RFR: [type-classes] Initial work to enable type-classes mediated operator support

Maurizio Cimadamore mcimadamore at openjdk.org
Fri Jan 23 10:29:06 UTC 2026


On Thu, 22 Jan 2026 17:57:55 GMT, Maurizio Cimadamore <mcimadamore at openjdk.org> wrote:

> This PR adds experimental support for type-class based operator resolution. This means that it is possible to define classes that "witness" some numerical type class, like so:
> 
> 
> record Box(int i) {
>    __witness Integral<Box> INTEGRAL = ...
> }
> 
> 
> Then, we can start using `Box` in e.g. binary operations, like so:
> 
> 
> Box one = new Box(1);
> Box two = new Box(1);
> one + two // three
> 
> 
> In order to support type-class mediated operator resolution, we needed to add a new kind of operator helper in `Operators`. These new operator helpers (one for unary operators, one for binary operators) wrap some method in one of the standard numeric classes -- for instance, type class `+` is realized through `Numerical::add`, and so forth.
> 
> There's a new kind of operator symbol, namely `TypeClassOperatorSymbol` which is used to store the type of the operation as well as the method symbol in charge of performing the operation.
> 
> To resolve an operator, we basically have to prove that a witness for the corresponding class, parameterized by the operand type exists. E.g. in the above, we need to find a witness for `Numerical<Box>`.
> 
> During lowering, we emit such witness, and call the correct operator method on it.
> 
> Note that support for assignment operators is also provided -- `Lower` already has logic to lower some assignment operators into plain binary operations, so we just leverage that support to translate type-class based assignment ops.

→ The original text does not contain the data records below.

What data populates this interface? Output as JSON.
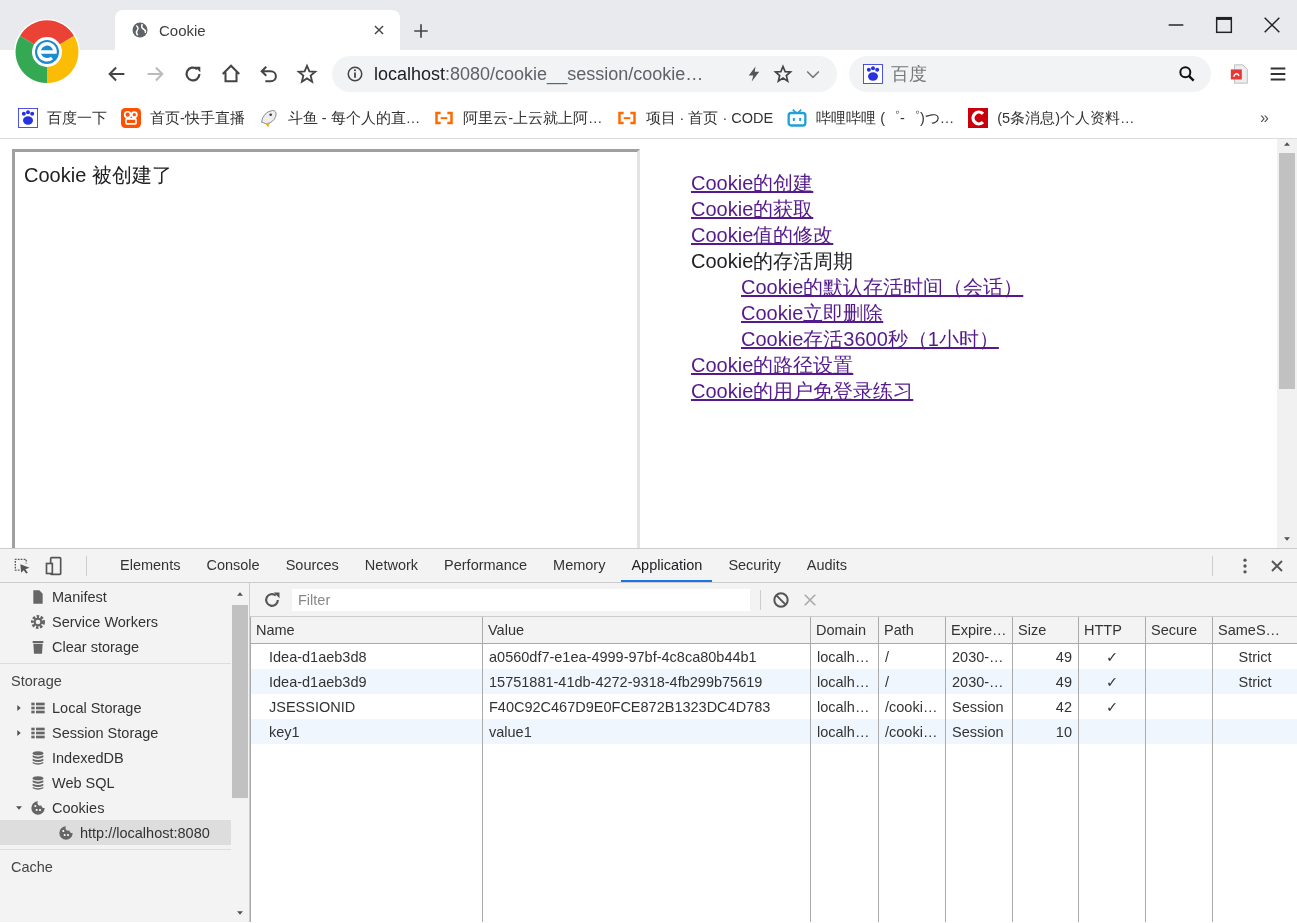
{
  "browser": {
    "tab": {
      "title": "Cookie",
      "selected": true
    },
    "address": {
      "host": "localhost",
      "rest": ":8080/cookie__session/cookie…"
    },
    "search": {
      "placeholder": "百度"
    },
    "bookmarks": [
      {
        "label": "百度一下",
        "kind": "paw"
      },
      {
        "label": "首页-快手直播",
        "kind": "app"
      },
      {
        "label": "斗鱼 - 每个人的直…",
        "kind": "fish"
      },
      {
        "label": "阿里云-上云就上阿…",
        "kind": "bracket"
      },
      {
        "label": "项目 · 首页 · CODE",
        "kind": "bracket"
      },
      {
        "label": "哔哩哔哩 (゜-゜)つ…",
        "kind": "tv"
      },
      {
        "label": "(5条消息)个人资料…",
        "kind": "letter"
      }
    ],
    "overflow": "»"
  },
  "page": {
    "frame_text": "Cookie 被创建了",
    "links": [
      {
        "label": "Cookie的创建",
        "kind": "link"
      },
      {
        "label": "Cookie的获取",
        "kind": "link"
      },
      {
        "label": "Cookie值的修改",
        "kind": "link"
      },
      {
        "label": "Cookie的存活周期",
        "kind": "text",
        "children": [
          {
            "label": "Cookie的默认存活时间（会话）",
            "kind": "link"
          },
          {
            "label": "Cookie立即删除",
            "kind": "link"
          },
          {
            "label": "Cookie存活3600秒（1小时）",
            "kind": "link"
          }
        ]
      },
      {
        "label": "Cookie的路径设置",
        "kind": "link"
      },
      {
        "label": "Cookie的用户免登录练习",
        "kind": "link"
      }
    ]
  },
  "devtools": {
    "tabs": [
      {
        "label": "Elements",
        "selected": false
      },
      {
        "label": "Console",
        "selected": false
      },
      {
        "label": "Sources",
        "selected": false
      },
      {
        "label": "Network",
        "selected": false
      },
      {
        "label": "Performance",
        "selected": false
      },
      {
        "label": "Memory",
        "selected": false
      },
      {
        "label": "Application",
        "selected": true
      },
      {
        "label": "Security",
        "selected": false
      },
      {
        "label": "Audits",
        "selected": false
      }
    ],
    "sidebar": [
      {
        "items": [
          {
            "label": "Manifest",
            "kind": "file",
            "selected": false
          },
          {
            "label": "Service Workers",
            "kind": "gear",
            "selected": false
          },
          {
            "label": "Clear storage",
            "kind": "trash",
            "selected": false
          }
        ]
      },
      {
        "heading": "Storage",
        "items": [
          {
            "label": "Local Storage",
            "kind": "grid",
            "expanded": false,
            "selected": false
          },
          {
            "label": "Session Storage",
            "kind": "grid",
            "expanded": false,
            "selected": false
          },
          {
            "label": "IndexedDB",
            "kind": "db",
            "selected": false
          },
          {
            "label": "Web SQL",
            "kind": "db",
            "selected": false
          },
          {
            "label": "Cookies",
            "kind": "cookie",
            "expanded": true,
            "selected": false,
            "children": [
              {
                "label": "http://localhost:8080",
                "kind": "cookie",
                "selected": true
              }
            ]
          }
        ]
      },
      {
        "heading": "Cache"
      }
    ],
    "filter": {
      "placeholder": "Filter"
    },
    "table": {
      "columns": [
        "Name",
        "Value",
        "Domain",
        "Path",
        "Expire…",
        "Size",
        "HTTP",
        "Secure",
        "SameS…"
      ],
      "rows": [
        [
          "Idea-d1aeb3d8",
          "a0560df7-e1ea-4999-97bf-4c8ca80b44b1",
          "localh…",
          "/",
          "2030-…",
          "49",
          "✓",
          "",
          "Strict"
        ],
        [
          "Idea-d1aeb3d9",
          "15751881-41db-4272-9318-4fb299b75619",
          "localh…",
          "/",
          "2030-…",
          "49",
          "✓",
          "",
          "Strict"
        ],
        [
          "JSESSIONID",
          "F40C92C467D9E0FCE872B1323DC4D783",
          "localh…",
          "/cooki…",
          "Session",
          "42",
          "✓",
          "",
          ""
        ],
        [
          "key1",
          "value1",
          "localh…",
          "/cooki…",
          "Session",
          "10",
          "",
          "",
          ""
        ]
      ]
    }
  }
}
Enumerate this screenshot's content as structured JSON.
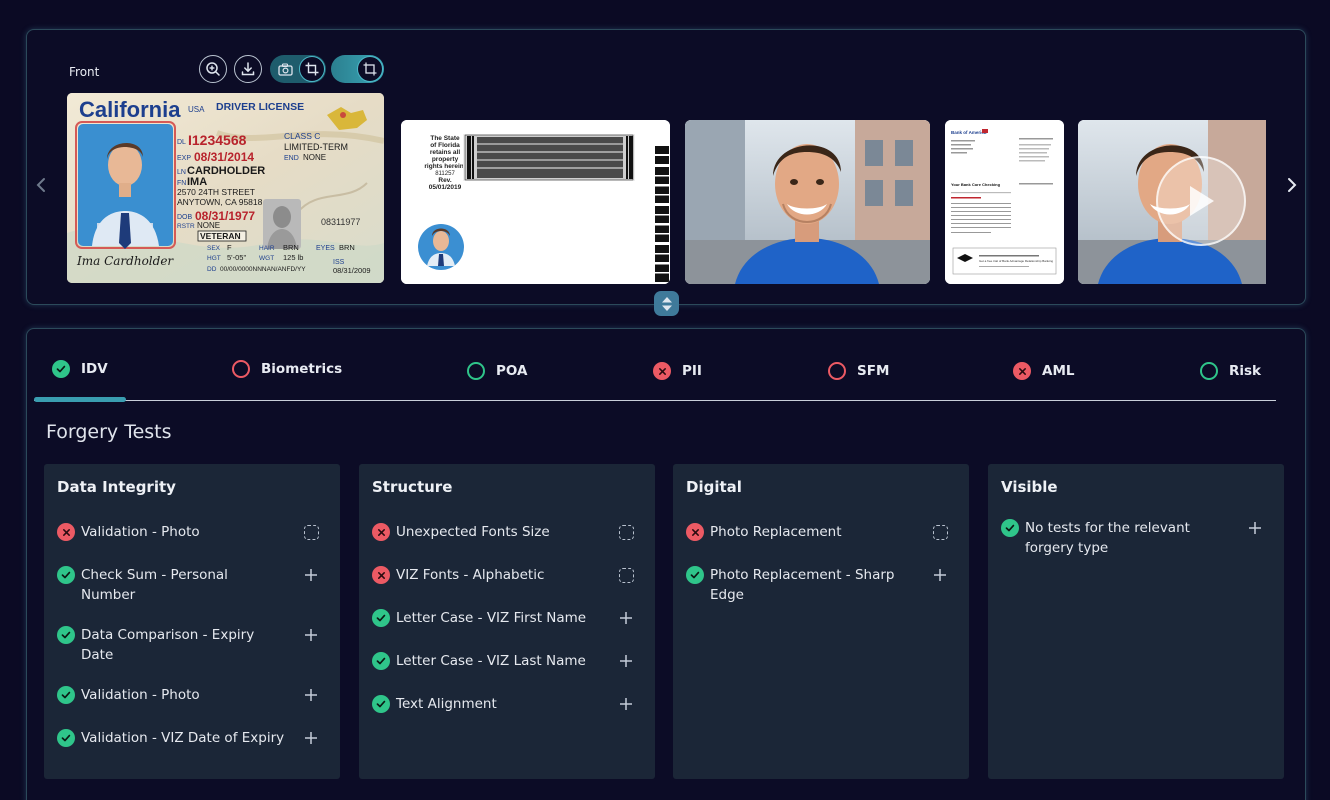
{
  "gallery": {
    "label": "Front",
    "id_card": {
      "state": "California",
      "country": "USA",
      "doc_type": "DRIVER LICENSE",
      "dl_label": "DL",
      "dl_number": "I1234568",
      "exp_label": "EXP",
      "exp": "08/31/2014",
      "ln_label": "LN",
      "last_name": "CARDHOLDER",
      "fn_label": "FN",
      "first_name": "IMA",
      "address_1": "2570 24TH STREET",
      "address_2": "ANYTOWN, CA 95818",
      "dob_label": "DOB",
      "dob": "08/31/1977",
      "rstr_label": "RSTR",
      "rstr": "NONE",
      "class": "CLASS C",
      "limited": "LIMITED-TERM",
      "end_label": "END",
      "end": "NONE",
      "side_number": "08311977",
      "veteran": "VETERAN",
      "sex_label": "SEX",
      "sex": "F",
      "hair_label": "HAIR",
      "hair": "BRN",
      "eyes_label": "EYES",
      "eyes": "BRN",
      "hgt_label": "HGT",
      "hgt": "5'-05\"",
      "wgt_label": "WGT",
      "wgt": "125 lb",
      "dd_label": "DD",
      "dd": "00/00/0000NNNAN/ANFD/YY",
      "iss_label": "ISS",
      "iss": "08/31/2009",
      "signature": "Ima Cardholder"
    },
    "back_card": {
      "l1": "The State",
      "l2": "of Florida",
      "l3": "retains all",
      "l4": "property",
      "l5": "rights herein.",
      "l6": "811257",
      "l7": "Rev.",
      "l8": "05/01/2019"
    },
    "doc_thumb": {
      "bank": "Bank of America",
      "heading": "Your Bank Core Checking",
      "foot": "Get a free trial of Bank Advantage Relationship Banking"
    }
  },
  "tabs": [
    {
      "label": "IDV",
      "status": "ok"
    },
    {
      "label": "Biometrics",
      "status": "ring-red"
    },
    {
      "label": "POA",
      "status": "ring-green"
    },
    {
      "label": "PII",
      "status": "fail"
    },
    {
      "label": "SFM",
      "status": "ring-red"
    },
    {
      "label": "AML",
      "status": "fail"
    },
    {
      "label": "Risk",
      "status": "ring-green"
    }
  ],
  "section_title": "Forgery Tests",
  "cards": [
    {
      "title": "Data Integrity",
      "items": [
        {
          "label": "Validation - Photo",
          "status": "fail",
          "action": "dashed"
        },
        {
          "label": "Check Sum - Personal Number",
          "status": "ok",
          "action": "plus"
        },
        {
          "label": "Data Comparison - Expiry Date",
          "status": "ok",
          "action": "plus"
        },
        {
          "label": "Validation - Photo",
          "status": "ok",
          "action": "plus"
        },
        {
          "label": "Validation - VIZ Date of Expiry",
          "status": "ok",
          "action": "plus"
        }
      ]
    },
    {
      "title": "Structure",
      "items": [
        {
          "label": "Unexpected Fonts Size",
          "status": "fail",
          "action": "dashed"
        },
        {
          "label": "VIZ Fonts - Alphabetic",
          "status": "fail",
          "action": "dashed"
        },
        {
          "label": "Letter Case - VIZ First Name",
          "status": "ok",
          "action": "plus"
        },
        {
          "label": "Letter Case - VIZ Last Name",
          "status": "ok",
          "action": "plus"
        },
        {
          "label": "Text Alignment",
          "status": "ok",
          "action": "plus"
        }
      ]
    },
    {
      "title": "Digital",
      "items": [
        {
          "label": "Photo Replacement",
          "status": "fail",
          "action": "dashed"
        },
        {
          "label": "Photo Replacement - Sharp Edge",
          "status": "ok",
          "action": "plus"
        }
      ]
    },
    {
      "title": "Visible",
      "items": [
        {
          "label": "No tests for the relevant forgery type",
          "status": "ok",
          "action": "plus"
        }
      ]
    }
  ],
  "colors": {
    "ok": "#2fc58a",
    "fail": "#ec5a64",
    "accent": "#3a9eb0",
    "card_bg": "#1b2637",
    "page_bg": "#0b0a24"
  },
  "icons": {
    "zoom": "zoom-in-icon",
    "download": "download-icon",
    "camera": "camera-icon",
    "crop": "crop-icon",
    "frame": "frame-icon",
    "prev": "chevron-left-icon",
    "next": "chevron-right-icon",
    "play": "play-icon",
    "collapse": "collapse-toggle-icon"
  }
}
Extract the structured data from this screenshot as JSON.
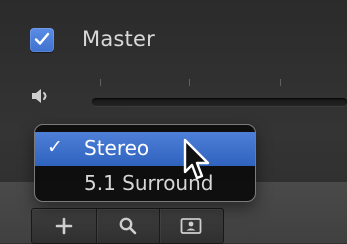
{
  "master": {
    "label": "Master",
    "checked": true
  },
  "volume": {
    "icon": "speaker-icon"
  },
  "menu": {
    "items": [
      {
        "label": "Stereo",
        "selected": true,
        "check": "✓"
      },
      {
        "label": "5.1 Surround",
        "selected": false,
        "check": ""
      }
    ]
  },
  "toolbar": {
    "buttons": [
      {
        "icon": "plus-icon"
      },
      {
        "icon": "search-icon"
      },
      {
        "icon": "people-icon"
      }
    ]
  },
  "colors": {
    "accent": "#3f72cf",
    "menu_highlight": "#2f63bd"
  }
}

src/jdk.compiler/share/classes/com/sun/tools/javac/comp/Operators.java line 794:

> 792:                         .addUnaryOperator(LONG, LONG, nop)
> 793:                         .addUnaryOperator(INT, INT, nop),
> 794:                 new UnaryTypeClassOperator(Tag.POS, numerical, "plus"),

Note: all type class-backed operators are defined by stating:
* the class in which the operator method is defined (here `numerical`)
* the name (a string) of the operator method (here `"plus"`)
We don't need a type, as we assume the type is going to be compatible with the shape of the unary/binary operator.

This should allow us to change the numeric type class hierarchy with ease, and only do minimal changes here to keep the compiler support up and running (at least that was the intention).